The State, The Church, and Me
Rev. Robert Fleischmann, National Director, Christian Life Resources
(Originally published in Lightsource, Vol. 29, Issue 2)
“Congress shall make no law respecting an establishment of religion, or prohibiting the free exercise thereof; or abridging the freedom of speech, or of the press; or the right of the people peaceably to assemble and to petition the Government for a redress of grievances.”
– United States Constitution, First Amendment
It sounds wonderfully simple, but the First Amendment has become more complex with the passage of time for the following reasons which can be described the three M’s: Majority, Money, and Matter.
Though it may at times be hard to recognize, a majority of Americans consider themselves Christians. Being a part of the majority suggests an entitlement that is not allowed in the Constitution. Suggestions that the United States is a “Christian nation” may be accurate numerically but not legally. Even with a Christian majority it is a “non-religion” country. In other words, there is no established or official religion for America.
Any individual and any business can endorse and support political candidates. Religious agencies and other no-for-profit entities cannot. Why? Money! Congress established policies as far back as 1894 exempting churches and other not-for-profit agencies from paying taxes. It also went one step further by stating that those who are tax exempt cannot use tax exempt resources to support or endorse political candidates.
This being the case, why is the line so blurry? Why does it look like some religious agencies are endorsing a candidate? And why are some politicians appearing in the pulpits of some churches? Consider the dynamics.
You have a large amount of money tied into tax exempt entities – an estimated $200 billion. With those kinds of dollars, tax-exempt agencies have a lot to win or lose by who is elected. Politicians know it and so does the church. Politicians will push the limit in campaigning to the religious community. Conversely, the religious community, realizing it has a lot of clout, wants to see the candidate with the “most Christian” views in office. You will see both sides press the law to the fullest extent to assure the “right” person is elected without violating the letter of the law that governs such activity.
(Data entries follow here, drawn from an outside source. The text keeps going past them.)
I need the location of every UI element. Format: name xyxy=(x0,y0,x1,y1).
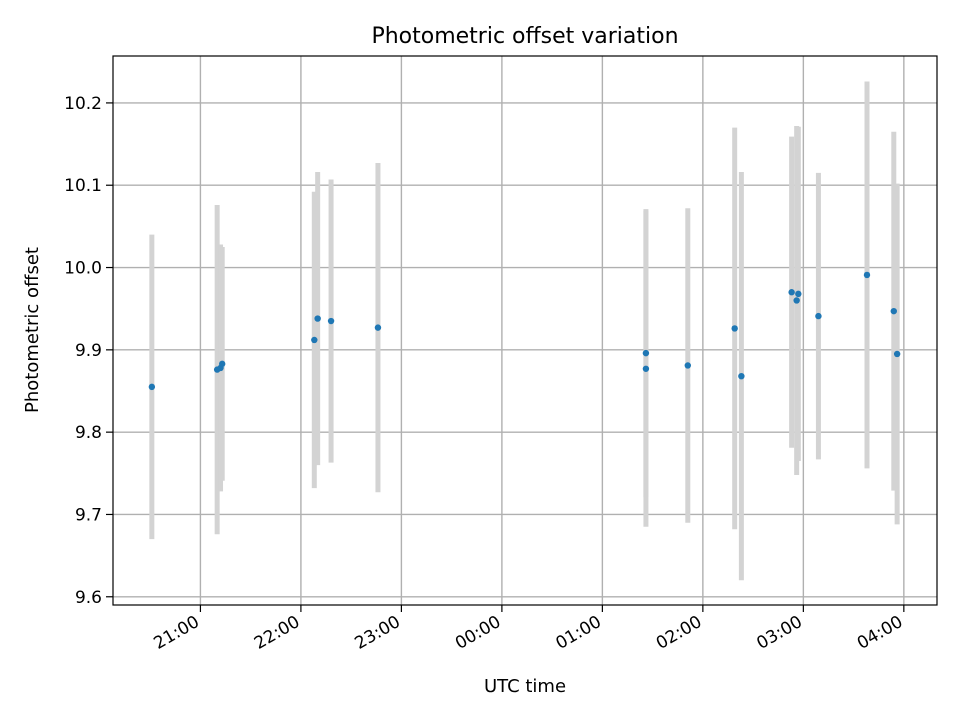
data-point xyxy=(218,360,226,368)
y-tick-label: 9.6 xyxy=(75,588,102,608)
y-tick-label: 10.1 xyxy=(64,176,102,196)
data-point xyxy=(793,297,800,304)
data-point xyxy=(148,383,156,391)
data-point xyxy=(314,315,321,322)
y-tick-label: 9.7 xyxy=(75,505,102,525)
data-point xyxy=(815,312,822,320)
chart-title: Photometric offset variation xyxy=(371,24,678,49)
y-axis-label: Photometric offset xyxy=(22,247,43,413)
y-tick-label: 9.9 xyxy=(75,341,102,361)
data-points xyxy=(148,271,901,391)
data-point xyxy=(738,372,745,380)
y-tick-label: 10.0 xyxy=(64,259,102,279)
plot-frame xyxy=(112,55,938,606)
data-point xyxy=(863,271,871,279)
data-point xyxy=(642,365,650,372)
data-point xyxy=(642,349,650,357)
data-point xyxy=(788,289,795,296)
data-point xyxy=(890,307,897,315)
data-point xyxy=(731,325,738,332)
data-point xyxy=(893,350,901,358)
data-point xyxy=(374,324,382,331)
y-axis-ticks: 9.6 9.7 9.8 9.9 10.0 10.1 10.2 xyxy=(64,94,113,608)
data-point xyxy=(684,362,691,369)
y-tick-label: 9.8 xyxy=(75,423,102,443)
x-axis-label: UTC time xyxy=(484,676,566,697)
data-point xyxy=(327,317,335,325)
y-tick-label: 10.2 xyxy=(64,94,102,114)
data-point xyxy=(795,290,802,298)
data-point xyxy=(311,336,318,344)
Matter is defined as something that has mass and occupies space. In this context, however, consider matter simply as something which is tangible. Matter can be touched, measured, observed when t changes, etc. It is the “default” characteristic in all people to like matter. Theories are nice but verifiable facts are preferable for most people. A concept is OK, but we want the end result. We want to see, touch, and experience life. Politics panders to this reality. We elect the right people to do the right things in the end we will have the right laws, the right spirit in society, the right thing! Progress can be measured, and we can mark our path in life with milestones. It is on this point that Christians must exercise the greatest caution. The Apostle Paul walked around the Areopagus in Athens and observed all of the gods they created for themselves. These were tangible gods. But he went on to say he would introduce them to the “unknown God” who happened to be the only true one (Acts 17).
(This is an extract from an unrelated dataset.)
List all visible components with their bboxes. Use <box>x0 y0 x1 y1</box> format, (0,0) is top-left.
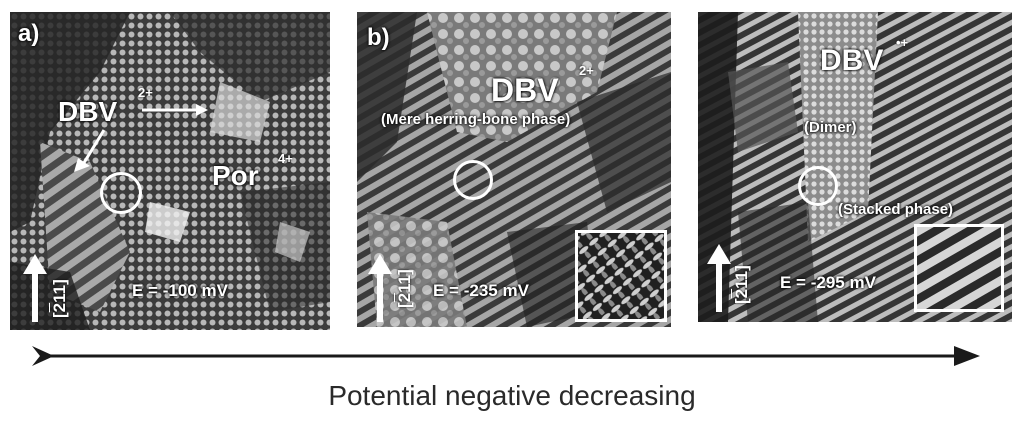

Jesus showed his wounds to Thomas and the other disciples. He then said, “Because you have seen me, you have believed; blessed are those who have not see and yet have believed” (John 20:29). And the Apostle Peter wrote, “Though you have not seen him, you love him; and even though you do not see him now, you believe in him and are filled with an inexpressible and glorious joy” (1 Peter 1:8).
You see, while Christians are tempted by the impact of money and influenced by the power in the majority, they really deal in the unseen things of life. Some people want to see miracles and somewhat pure logic (1 Corinthians 1:22ff). They want things in life to be seen, measured, calculated, compared, and tallied. But Christians live by faith. Consider the incredible definition of faith: “Now faith is being sure of what we hope for and certain of what we do not see” (Hebrews 11:1). It is “anti-matter.” Christians are sure of things they hope for and believe in things not seen.
For those reasons the Psalmist cautioned: “Do not put your trust in princes, in mortal men, who cannot save. When their spirit departs, they return to the ground; on that very day their plans come to nothing” (Psalm 146:3-4). And while Jesus encouraged tremendous personal acts of charity and sacrifice to make this world a better place to live (Matthew 25), he also reminded us that we can “get it all” in this life and yet forget the one thing needful – eternal salvation (Mark 8:36; Luke 10:38ff).
Distinction not a Separation
To say there is a separation between church and state is like saying there is a separation between basic values and daily living. They are intertwined and they do affect each other. Yet, they are also very distinct. The “state” is to maintain order and safety. The church is to administer the ministry of God. That means bringing the gospel to all people and to faithfully reflect the love of God to others. The state establishes the setting for the work of the church. The church foundationally directs the people in the state with the faith-driven messages of Scripture.
In the most recent election the church did a good thing in encouraging its members to vote. It is an extension of our love when our representatives pass laws that touch others. The church does an even better thing when reminding its people of the right priorities in life – souls and God first, other things after that.